Additionally, the panel majority ruled that the SLA must give the complainant a permit to operate a vending facility at the Roybal building, if the Roybal building was currently part of the business enterprise program and available, or in the alternative provide complainant a comparable vending facility. This was to be accomplished with 90 days from the date of the panel's decision. Further, the panel retain jurisdiction for a period not to exceed 90 days from the date of the award to resolve any issues relating to or compliance with the final decision and award by the SLA.
One panel member dissented.
The views and opinions expressed by the panel do not necessarily represent the views and opinions of the Department.

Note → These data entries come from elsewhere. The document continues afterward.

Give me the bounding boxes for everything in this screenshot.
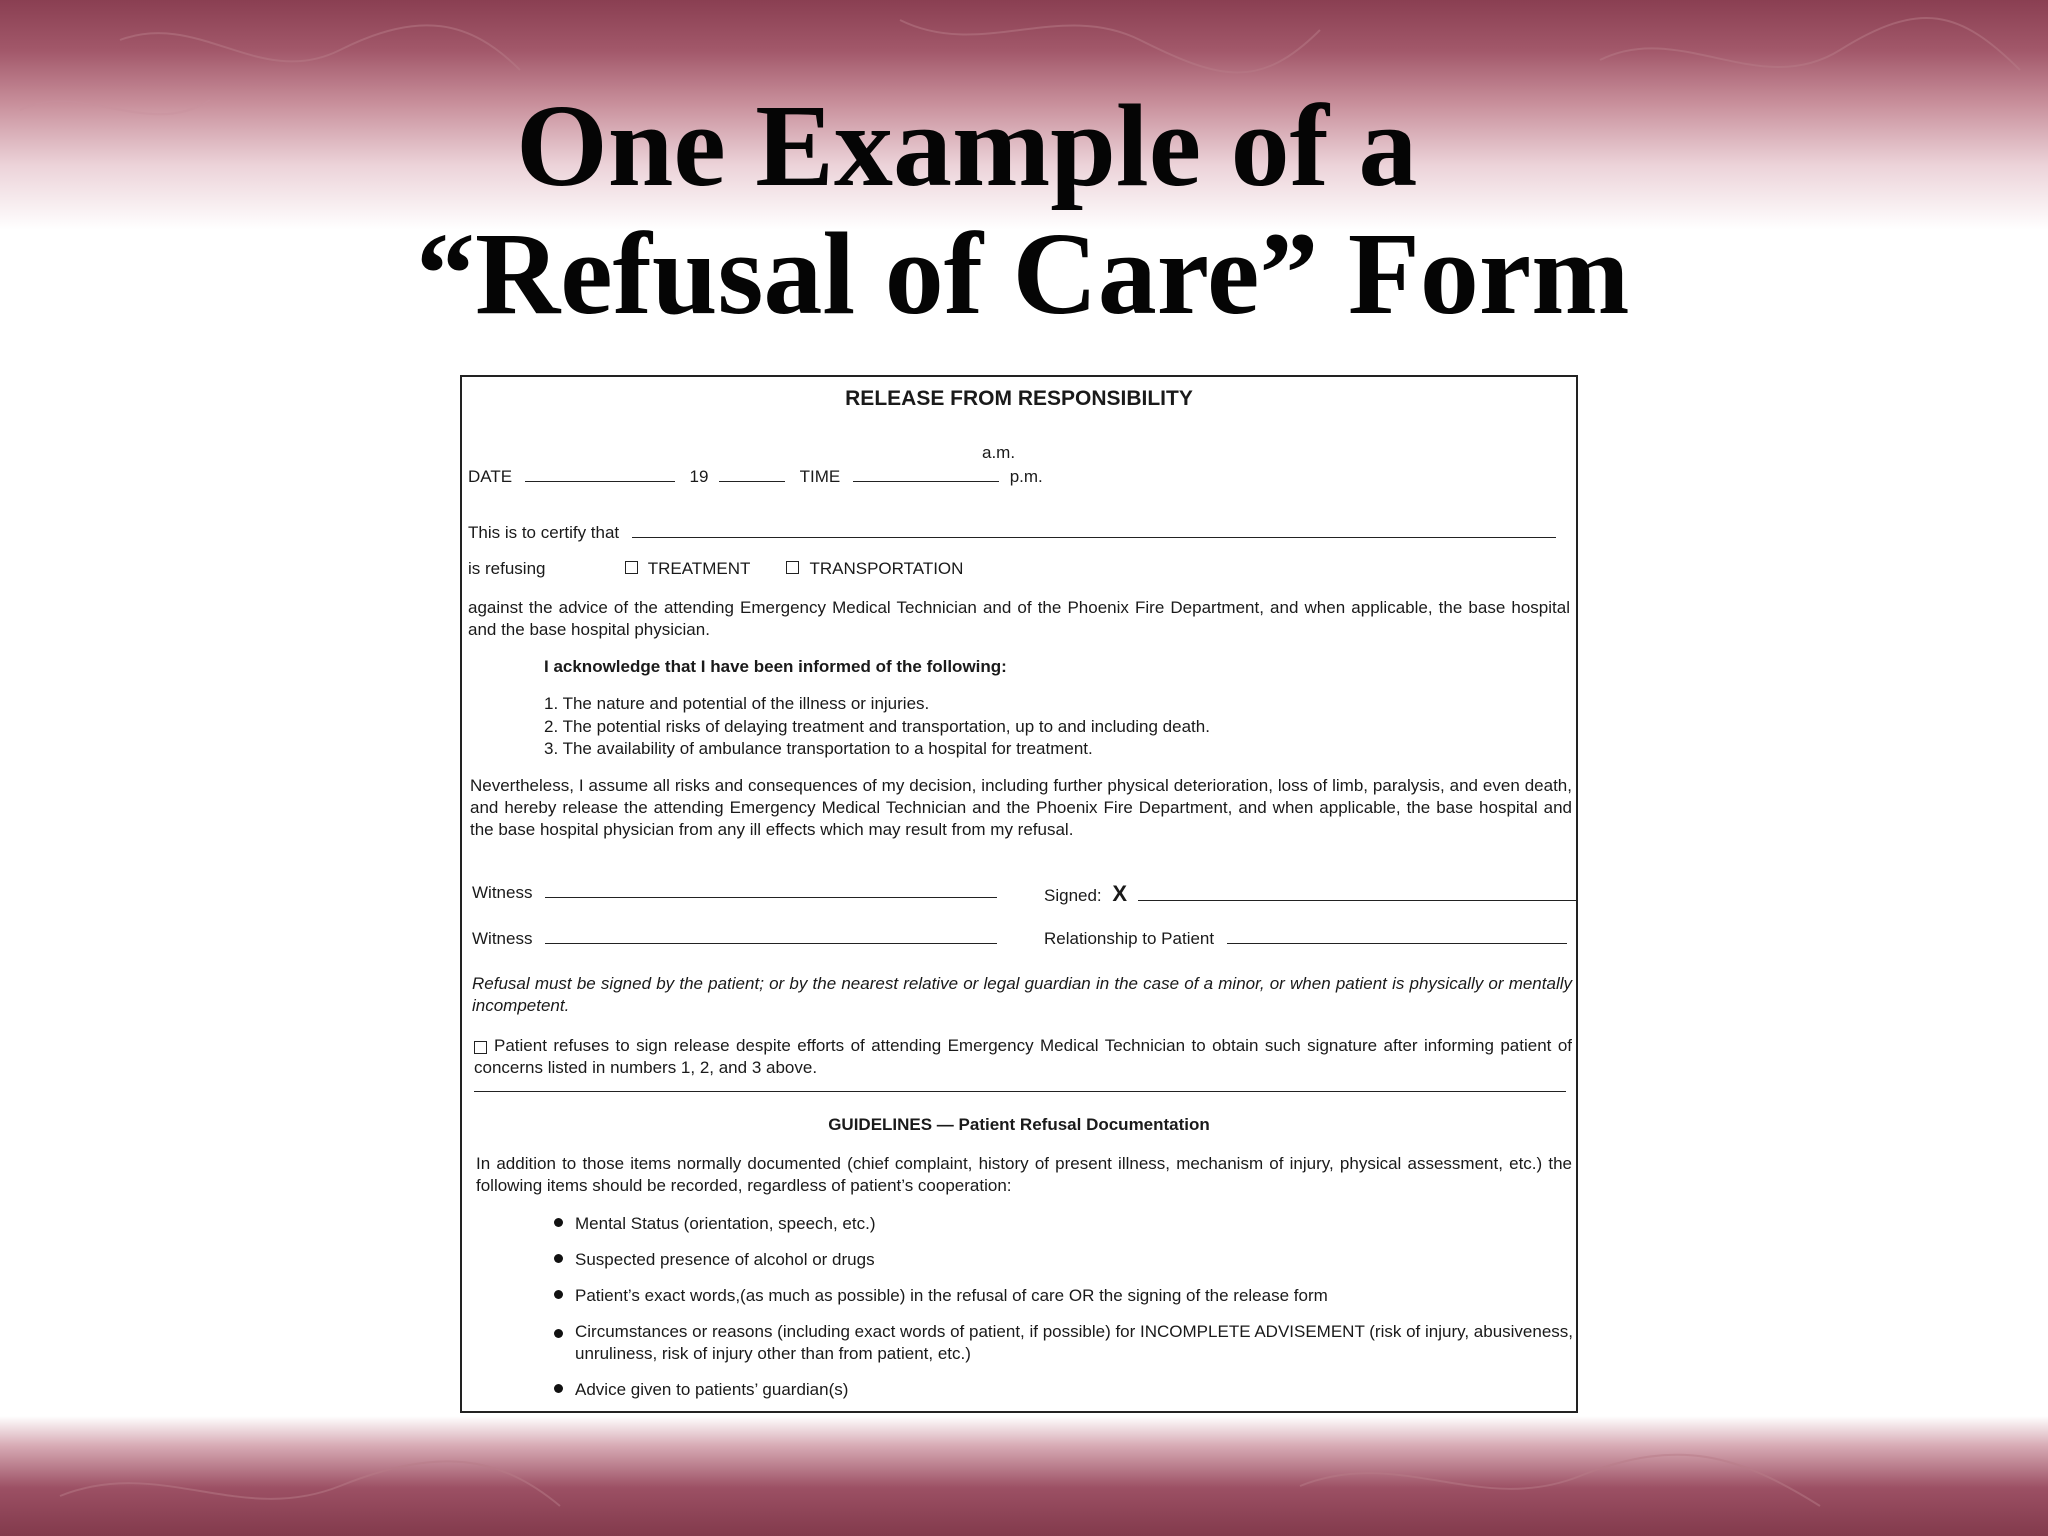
form-heading: RELEASE FROM RESPONSIBILITY: [845, 387, 1193, 410]
am-label: a.m.: [982, 443, 1016, 462]
signed-row: [1044, 881, 1576, 907]
acknowledge-item: 3. The availability of ambulance transportation to a hospital for treatment.: [544, 739, 1093, 758]
pm-label: p.m.: [1009, 467, 1043, 486]
list-item: [554, 1285, 1574, 1307]
signed-label: Signed:: [1044, 886, 1102, 905]
guideline-text: Mental Status (orientation, speech, etc.): [575, 1214, 876, 1233]
witness-field-1[interactable]: [545, 883, 997, 898]
against-advice-text: against the advice of the attending Emergency Medical Technician and of the Phoenix Fire Department, and when applicable, the base hospital and the base hospital physician.: [468, 598, 1570, 639]
bullet-icon: [554, 1254, 563, 1263]
witness-label: Witness: [472, 883, 533, 902]
bullet-icon: [554, 1329, 563, 1338]
acknowledge-item: 1. The nature and potential of the illness or injuries.: [544, 694, 930, 713]
guideline-text: Suspected presence of alcohol or drugs: [575, 1250, 875, 1269]
treatment-label: TREATMENT: [647, 559, 751, 578]
bullet-icon: [554, 1290, 563, 1299]
acknowledge-item: 2. The potential risks of delaying treatment and transportation, up to and including death.: [544, 716, 1210, 736]
signature-mark: X: [1112, 881, 1128, 906]
bullet-icon: [554, 1218, 563, 1227]
signature-field[interactable]: [1138, 886, 1576, 901]
guideline-text: Patient’s exact words,(as much as possible) in the refusal of care OR the signing of the release form: [575, 1286, 1328, 1305]
refusing-row: [468, 559, 963, 579]
witness-row-1: [472, 883, 997, 903]
time-field[interactable]: [853, 467, 999, 482]
guidelines-list: [554, 1213, 1574, 1401]
list-item: [554, 1379, 1574, 1401]
treatment-checkbox[interactable]: [625, 561, 638, 574]
time-label: TIME: [799, 467, 841, 486]
patient-refuses-text: Patient refuses to sign release despite efforts of attending Emergency Medical Technician to obtain such signature after informing patient of concerns listed in numbers 1, 2, and 3 above.: [474, 1036, 1572, 1077]
year-field[interactable]: [719, 467, 785, 482]
relationship-field[interactable]: [1227, 929, 1567, 944]
section-divider: [474, 1091, 1566, 1092]
certify-row: [468, 523, 1556, 543]
date-time-row: [468, 467, 1043, 487]
slide-title: [0, 82, 2048, 338]
nevertheless-text: Nevertheless, I assume all risks and consequences of my decision, including further physical deterioration, loss of limb, paralysis, and even death, and hereby release the attending Emergency Medical Technician and the Phoenix Fire Department, and when applicable, the base hospital and the base hospital physician from any ill effects which may result from my refusal.: [470, 776, 1572, 839]
acknowledge-heading: I acknowledge that I have been informed of the following:: [544, 657, 1007, 676]
witness-label: Witness: [472, 929, 533, 948]
witness-field-2[interactable]: [545, 929, 997, 944]
transportation-label: TRANSPORTATION: [809, 559, 964, 578]
bottom-decorative-band: [0, 1416, 2048, 1536]
guideline-text: Circumstances or reasons (including exact words of patient, if possible) for INCOMPLETE ADVISEMENT (risk of injury, abusiveness, unruliness, risk of injury other than from patient, etc.): [575, 1322, 1574, 1363]
acknowledge-list: [544, 693, 1210, 761]
relationship-label: Relationship to Patient: [1044, 929, 1215, 948]
swirl-pattern-bottom: [0, 1416, 2048, 1536]
list-item: [554, 1321, 1574, 1365]
slide-title-line2: “Refusal of Care” Form: [416, 208, 1630, 339]
transportation-checkbox[interactable]: [786, 561, 799, 574]
date-label: DATE: [468, 467, 513, 486]
refusing-label: is refusing: [468, 559, 546, 578]
list-item: [554, 1249, 1574, 1271]
release-form: [460, 375, 1578, 1413]
witness-row-2: [472, 929, 997, 949]
slide-title-line1: One Example of a: [516, 80, 1418, 211]
patient-refuses-row: [474, 1035, 1572, 1079]
refusal-note: Refusal must be signed by the patient; or by the nearest relative or legal guardian in the case of a minor, or when patient is physically or mentally incompetent.: [472, 974, 1572, 1015]
certify-label: This is to certify that: [468, 523, 620, 542]
guidelines-heading: GUIDELINES — Patient Refusal Documentation: [828, 1115, 1210, 1134]
guideline-text: Advice given to patients’ guardian(s): [575, 1380, 849, 1399]
year-prefix: 19: [689, 467, 709, 486]
relationship-row: [1044, 929, 1567, 949]
list-item: [554, 1213, 1574, 1235]
date-field[interactable]: [525, 467, 675, 482]
bullet-icon: [554, 1384, 563, 1393]
guidelines-intro: In addition to those items normally documented (chief complaint, history of present illness, mechanism of injury, physical assessment, etc.) the following items should be recorded, regardless of patient’s cooperation:: [476, 1154, 1572, 1195]
patient-name-field[interactable]: [632, 523, 1556, 538]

Electronic Access to This Document
You may view this document, as well as all other Department of Education documents published in the Federal Register, in text or Adobe Portable Document Format (PDF) on the Internet at the following site: http://www.ed.gov/news/fedregister.
To use PDF you must have Adobe Acrobat Reader, which is available free at this site. If you have questions about using PDF, call the U.S. Government Printing Office (GPO), toll free, at 1-888-293-6498; or in the Washington, DC, area at (202) 512-1530.
The official version of this document is the document published in the Federal Register. Free Internet access to the official edition of the Federal Register and the Code of Federal Regulations is available on GPO Access at: http://www.gpoaccess.gov/nara/index.html.Start Signature
Dated: September 8, 2008.
Tracy R. Justesen,
Assistant Secretary for Special Education and Rehabilitative Services.